Because of the threat they pose, Culture Secretary Matt Hancock said ministers had decided to “take a stand” and go ahead and implement their latest plan to tackle the problem. The moves, which seek to go further than the Gambling Commission’s recommended maximum stake of £30, are subject to a parliamentary vote that will likely take place next year.
“ When faced with the choice of halfway measures or doing everything we can to protect vulnerable people, we have chosen to take a stand. These machines are a social blight and prey on some of the most vulnerable in society, and we are determined to put a stop to it and build a fairer society for all.”
Sports minister Tracey Crouch added; “Problem gambling can devastate individuals’ lives, families and communities. By reducing FOBT stakes to £2 we can help stop extreme losses by those who can least afford it.”
Loss Of Jobs
The moves come despite warnings from the betting industry, for whom FOBTs are said to be worth more than half of their high street revenue, that the curbing of these machines would lead to shop closures, with up to 21,000 people expected to lose their jobs as a result.
The Association of British Bookmakers (ABB), which has campaigned against a stake cut, argue that the decision will have “far reaching implications” that would potentially cost the Treasury as much as £1 billion plus in lost tax revenues by the first year. This is on top of a further £290 million in reduced horse racing payments, citing that they expect 4,000 shops to close, costing 21,000 jobs in the process, a prediction that was endorsed by the Institute of Economic Affairs (IEA).
The IEA, a free market think tank, also warned of unintended consequences from the cuts that will leave taxpayers having to make up the fall in Treasury income. The think tank added that machines being taken out of bookmakers would simply lead shop closures and cost jobs, while gamblers would simply move online instead where there are no stake limits.
The IEA’s head of lifestyle economics Christopher Snowdon said; “There has never been any evidence to support this moral panic over something that accounts for just 14% of Britain’s gambling expenditure.

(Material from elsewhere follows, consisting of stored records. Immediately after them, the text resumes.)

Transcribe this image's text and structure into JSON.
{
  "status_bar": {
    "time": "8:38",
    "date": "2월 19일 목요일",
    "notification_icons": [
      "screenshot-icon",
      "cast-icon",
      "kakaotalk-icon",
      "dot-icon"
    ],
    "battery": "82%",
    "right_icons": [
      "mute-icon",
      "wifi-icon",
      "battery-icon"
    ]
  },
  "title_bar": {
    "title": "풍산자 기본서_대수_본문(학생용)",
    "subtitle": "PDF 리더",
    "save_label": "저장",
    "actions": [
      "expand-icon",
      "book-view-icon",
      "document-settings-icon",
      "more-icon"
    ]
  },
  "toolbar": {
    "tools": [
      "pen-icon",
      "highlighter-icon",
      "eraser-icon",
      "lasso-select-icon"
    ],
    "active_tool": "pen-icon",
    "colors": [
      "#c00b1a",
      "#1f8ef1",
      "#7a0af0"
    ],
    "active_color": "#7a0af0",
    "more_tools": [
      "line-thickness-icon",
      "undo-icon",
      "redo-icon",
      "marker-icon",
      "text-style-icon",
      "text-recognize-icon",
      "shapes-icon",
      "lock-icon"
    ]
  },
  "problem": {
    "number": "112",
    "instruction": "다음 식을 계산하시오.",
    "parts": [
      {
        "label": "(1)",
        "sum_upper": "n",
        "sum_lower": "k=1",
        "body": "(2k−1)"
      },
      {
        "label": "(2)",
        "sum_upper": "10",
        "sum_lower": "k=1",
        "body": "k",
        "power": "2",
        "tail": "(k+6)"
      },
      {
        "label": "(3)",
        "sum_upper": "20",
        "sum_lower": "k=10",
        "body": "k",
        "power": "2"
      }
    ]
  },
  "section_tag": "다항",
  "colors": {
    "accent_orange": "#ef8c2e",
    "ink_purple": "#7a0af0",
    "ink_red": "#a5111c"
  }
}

The government is weak and cowardly to have given into it.”
“This is a decision that will have far-reaching implications for betting shops on the high street. We expect over 4,000 shops to close and 21,000 colleagues to lose their jobs. The independent expert advice warned that this would simply shift people, the majority of whom gamble responsibly, to alternative forms of gambling where there is less chance of human interaction and its impact on problem gambling levels is far from certain.”
The UK’s third largest bookmaker William Hill said they faced a tough challenge that could result in 38% of the high street business – around 900 shops – working at a loss and consequently at risk of being closed. They also said that they would expect gaming net revenues to fall by 35-45%, hitting annual operating profits by as much as £100 million. To that end, the bookmaker grimly forecast to ministers that the stake cut could leave it vulnerable to a foreign takeover.
GVC Holdings, who purchased Ladbrokes Coral in 2018, claimed it was disappointed by the news which it expects to have a £160 million impact on annual earnings in the first full year, while Paddy Power Betfair expects a 33% to 43% hit to gaming machine takings, around 2% of total revenue for the group.
Crack Cocaine Of Gambling
There is also the issue that bookmakers have had a past tendency to open multiple stores in one local area in order to create a cluster of FOBTs which are limited to four per shop. In which case bookmakers can double their profits with a second location, increasing their FOBT estate in the area from four to eight.
At present, the maximum stake is £100, meaning users can currently gamble away up to £100 every 20 seconds. A study into limits suggests up to thousands of pounds in losses are capable even at stakes as low as £5, and that £2 or lower is far safer.
According to a 2016 Gambling Commission study, almost 14% of people who use FOBTs are problem gamblers and, over a ten month period, some lost over £1,000 on more than 233,000 occasions, with one user taking seven hours to lose £13,777.90. Given that these often accumulate in areas of high deprivation and that there can be as many as a four per shop, it’s not hard to see why drastic action needs to be taken.